I know I’ve been quiet here. My rule for April has been to say yes to everything–to “Shonda Rhimes it,” as one friend phrased my approach. This has kept me busy and helped out my bank account. It’s also made my life fuller and more joyous.
But such a jam-packed scheduled hasn’t left time for blog updates.
Still, I wanted to post the lecture I gave this morning to the Westchester Cinema Club, which was having its last meeting at the Greenburgh Cinemas and possibly its last meeting altogether. I have given thirty lectures to this club over the years, mostly about films I have loved dearly. But even when I haven’t been enthused about the film, I’ve been enthusiastic about the club members. Mostly seventy- and eighty-something, they offer a perspective that I pray to someday achieve.
For this final lecture, I discussed The Biggest Little Farm, a documentary about a married couple who start a farm an hour north of Los Angeles.
Good morning friends.
So I’ll do my disclosures first. I was disinclined to this movie–a hipster LA couple randomly deciding they could run a farm as if they were deciding to design vegan leather purses or run an artisanal pickle company? There was no way this film wasn’t going to annoy me.
And in fact, there are things that irk me. The soppy generic score. The class blindness—the fact that their dog gets more air time than the tremendous fiscal challenges facing agricultural workers these days, even though buying and equipping a farm, let alone the beautiful house on the property, must’ve cost a pretty penny.
And then there’s the fact that climate change and environmental pollution are almost never directly acknowledged.
But such sunny optimism is also key to the charm of this film.
Few would disagree we are living in a profoundly dystopian moment. That many of us feel hopeless about the future of our country and our planet.
In the midst of all this hopelessness comes a movie about–well, I’ll just use the word. Utopianism. Always a core value of America, it’s in scant supply right now. Yet that’s what these farmers are: utopians. And lo and behold!–the utopianism pays off. Apricot Lane Farms is a reminder of what a small group of dedicated people can do to improve their immediate environment when they are not only committed to it but inspired by it.
In an interview, John Chester–the farm co-owner and this film’s director–says, “The mystery behind the human condition, the infinite possibilities that we see in nature’s complexity, are metaphors not only for how we live but for how we face all obstacles.”
Chester himself has been a filmmaker and TV director for 25 years, often working with Animal Planet, so he was equipped to document the unique challenges and glories of this farm. For the eight years captured in this remarkably well-crafted 90 minutes, he was not only farming full-time but filming full-time. And he really catches everything, from Emma the ornery sow and her 17 piglets to coyotes sneaking in to kill dozens of their chickens. He used drone-mounted cameras to convey the late Alan York’s agricultural design, night vision cameras to expose those sneaky predators, high-frame-rate macrophotography to hone in on each flap of a hummingbird’s wings, the succulent beauty of raindrops on leaves and ladybugs. There is stunning, unexpectedly gorgeous wildlife footage here.
There is also an even-handed look at the rigors of modern farming. Even as John’s wife and co-owner Molly says, “It’s truly become a paradise,” the struggles are depicted–the wildfires, the predators, the loss of 70 percent of their annual fruit crop.
And that’s what really moves me about this film. By pursuing what seems like a totally unrealistic adventure–namely, creating total biodiversity rather than focusing on one or two crops–Molly and John and their colleagues have found a way to allow nature to reboot its own immune system, so that enough wildlife and flora and fauna exist to defeat predators and aphids on their own. A working farm is not all that’s being created here. It’s also a reboot of dead soil and discarded land so that they can actually improve the environment. And, uh, hope.

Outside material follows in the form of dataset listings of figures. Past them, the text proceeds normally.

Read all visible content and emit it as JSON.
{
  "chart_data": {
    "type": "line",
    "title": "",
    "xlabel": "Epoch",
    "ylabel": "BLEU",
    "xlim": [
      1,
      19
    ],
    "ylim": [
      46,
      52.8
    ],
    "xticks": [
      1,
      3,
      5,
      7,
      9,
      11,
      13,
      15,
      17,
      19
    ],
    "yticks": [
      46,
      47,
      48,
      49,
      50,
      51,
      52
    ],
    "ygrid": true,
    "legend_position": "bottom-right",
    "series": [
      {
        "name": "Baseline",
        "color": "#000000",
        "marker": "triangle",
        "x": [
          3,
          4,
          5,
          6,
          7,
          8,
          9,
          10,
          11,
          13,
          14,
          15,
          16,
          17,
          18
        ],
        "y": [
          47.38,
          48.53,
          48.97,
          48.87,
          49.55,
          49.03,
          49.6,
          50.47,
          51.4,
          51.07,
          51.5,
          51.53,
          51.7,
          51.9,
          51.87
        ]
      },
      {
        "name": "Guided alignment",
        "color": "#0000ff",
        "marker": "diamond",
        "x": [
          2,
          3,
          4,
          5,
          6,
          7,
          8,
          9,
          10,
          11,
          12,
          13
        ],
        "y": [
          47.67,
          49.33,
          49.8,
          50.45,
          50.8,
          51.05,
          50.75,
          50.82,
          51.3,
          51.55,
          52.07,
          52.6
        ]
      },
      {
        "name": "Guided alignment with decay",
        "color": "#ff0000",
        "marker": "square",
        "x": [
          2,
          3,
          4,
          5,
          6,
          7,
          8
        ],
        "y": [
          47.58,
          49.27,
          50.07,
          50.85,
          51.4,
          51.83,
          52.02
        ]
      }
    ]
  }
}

This emphasis on biodiversity rather than chemicals to balance the farm’s ecosystem not only minimizes the toxicity of modern agriculture but also creates something powerfully beautiful. And there is nothing wrong with beauty–it’s a guide, an inspiration, a reminder of the ordinary extraordinary magic that even now surrounds us every day. Just this morning, as I drove here to talk to you, I marveled over the lush variety of trees flanking these sorry highways.
This film helped me see them.
The farmers’ emphasis on the cultivation of beauty helps them love the land so unconditionally that they’re more willing to problem-solve even through the hardest times. This in turn makes this film that rarest of things: an environmental doc that is not incredibly depressing to watch. Instead it’s a “god is in the details” kind of experience–in which we ogle not only the cosmos but the individual characters of animals, plants, raindrops.The message of this film is that collaboration with nature offers infinite possibilities and pleasures. It is also, if you think about it, the message of film overall, as we have learned at this cinema club where I have been lucky enough to join you over the years.
The world is always changing but as long as we keep finding things to love about it, we will always have a chance. It is my ardent belief that film helps us find these things to love.